Responding to yesterday’s “Turn out the lights” post, Doug Fisher of Common Sense Journalism commented thus:
Most interesting from the Strib editor's memo, of course, is this:
“This will also require more individual responsibility: Reporters cannot turn in stories without running a basic spell check. Editors should have reporters read over every story they have edited. Photographers must turn in accurate cutlines that adhere to AP style. More staffers will need to be flexible about the work they do, meaning some reporters might serve a shift as a copy editor or line editor in any given week.”
I hope they sell tickets. Promises to be great entertainment.
The civilians among you may find this difficult to credit, but there are indeed professional journalists at major newspapers who do not routinely spell-check their own work before submitting it for publication. They are under time pressure, poor dears, and besides, they have been accustomed to the idea that some anonymous drudge on the copy desk will clean up after them. (Incidentally, any number of assigning editors don’t bother to run a spell-check either.)
It’s not just spell-checking — though that would tend to catch when they spell proper names inconsistently — but a host of other matters usually left to the copy desk: Fact-checking. Establishing conventional grammar and syntax. Locating the focus, if any, in the article. Cutting padding and irrelevant material. Restraining ill-advised self-indulgence.
It doesn’t matter. The people at the higher levels making these decisions to eliminate copy editors don’t understand what copy editors do. They think they can just tell reporters to pick up the slack. It is as if a teenager whose entire wardrobe lies in heaps on the floor, who has never carried a dirty plate or glass from the living room to the kitchen without prodding, and who leaves the bathroom in a shape not fit to be described here, will instantaneously — at a mere word — make everything shipshape and Bristol fashion.
Thus Mr. Fisher’s well-founded expectation of amusement to come.
I do feel a pang for the people at working level, the supervisors whose task is to carry out imbecilic directives. They must feel as General von Paulus did on his promotion to field marshal.

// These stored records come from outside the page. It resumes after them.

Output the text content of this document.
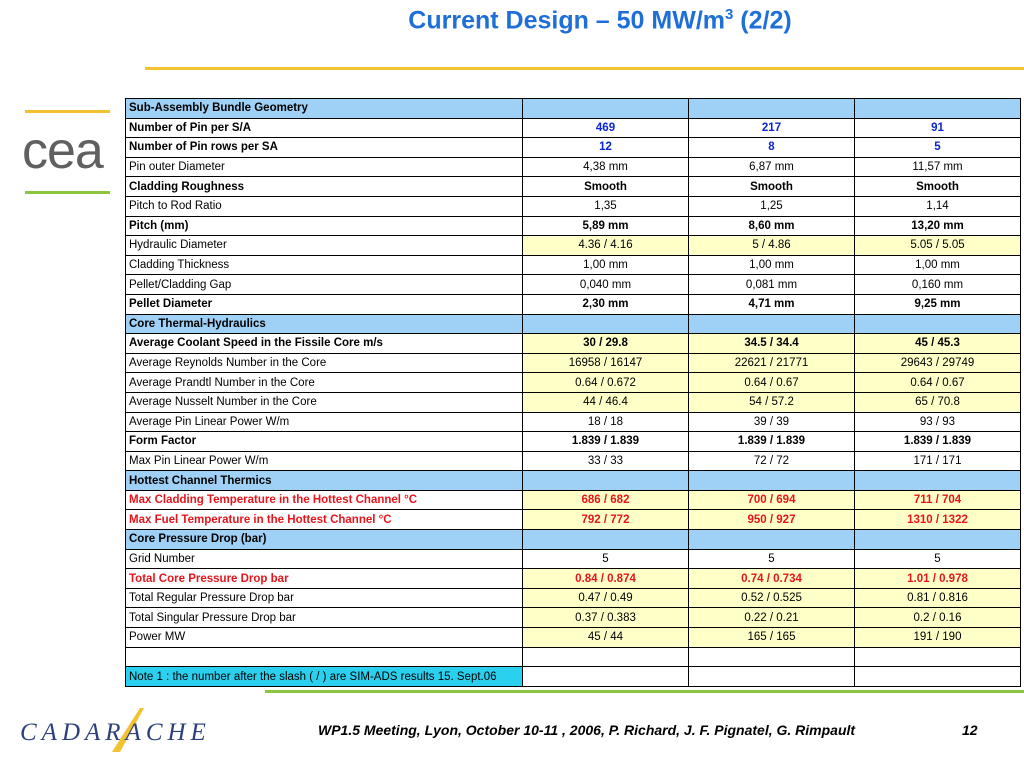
Current Design – 50 $MW/m^3$ (2/2)
cea
Sub-Assembly Bundle Geometry			
Number of Pin per S/A	469	217	91
Number of Pin rows per SA	12	8	5
Pin outer Diameter	4,38 mm	6,87 mm	11,57 mm
Cladding Roughness	Smooth	Smooth	Smooth
Pitch to Rod Ratio	1,35	1,25	1,14
Pitch (mm)	5,89 mm	8,60 mm	13,20 mm
Hydraulic Diameter	4.36 / 4.16	5 / 4.86	5.05 / 5.05
Cladding Thickness	1,00 mm	1,00 mm	1,00 mm
Pellet/Cladding Gap	0,040 mm	0,081 mm	0,160 mm
Pellet Diameter	2,30 mm	4,71 mm	9,25 mm
Core Thermal-Hydraulics			
Average Coolant Speed in the Fissile Core m/s	30 / 29.8	34.5 / 34.4	45 / 45.3
Average Reynolds Number in the Core	16958 / 16147	22621 / 21771	29643 / 29749
Average Prandtl Number in the Core	0.64 / 0.672	0.64 / 0.67	0.64 / 0.67
Average Nusselt Number in the Core	44 / 46.4	54 / 57.2	65 / 70.8
Average Pin Linear Power W/m	18 / 18	39 / 39	93 / 93
Form Factor	1.839 / 1.839	1.839 / 1.839	1.839 / 1.839
Max Pin Linear Power W/m	33 / 33	72 / 72	171 / 171
Hottest Channel Thermics			
Max Cladding Temperature in the Hottest Channel °C	686 / 682	700 / 694	711 / 704
Max Fuel Temperature in the Hottest Channel °C	792 / 772	950 / 927	1310 / 1322
Core Pressure Drop (bar)			
Grid Number	5	5	5
Total Core Pressure Drop bar	0.84 / 0.874	0.74 / 0.734	1.01 / 0.978
Total Regular Pressure Drop bar	0.47 / 0.49	0.52 / 0.525	0.81 / 0.816
Total Singular Pressure Drop bar	0.37 / 0.383	0.22 / 0.21	0.2 / 0.16
Power MW	45 / 44	165 / 165	191 / 190

Note 1 : the number after the slash ( / ) are SIM-ADS results 15. Sept.06			
CADARACHE	WP1.5 Meeting, Lyon, October 10-11 , 2006, P. Richard, J. F. Pignatel, G. Rimpault	12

(Hitler’s thinking, with the Sixth Army collapsing under the Soviet counterattack at Stalingrad, was that no German field marshal had ever surrendered. Von Paulus surrendered the day after his promotion. Examples of wishful thinking are not limited to the Nazi high command. )
The new era arrives and will not be denied. So. Let the corrections column expand. Let the crash blossoms flower. Let even more readers seek their information elsewhere.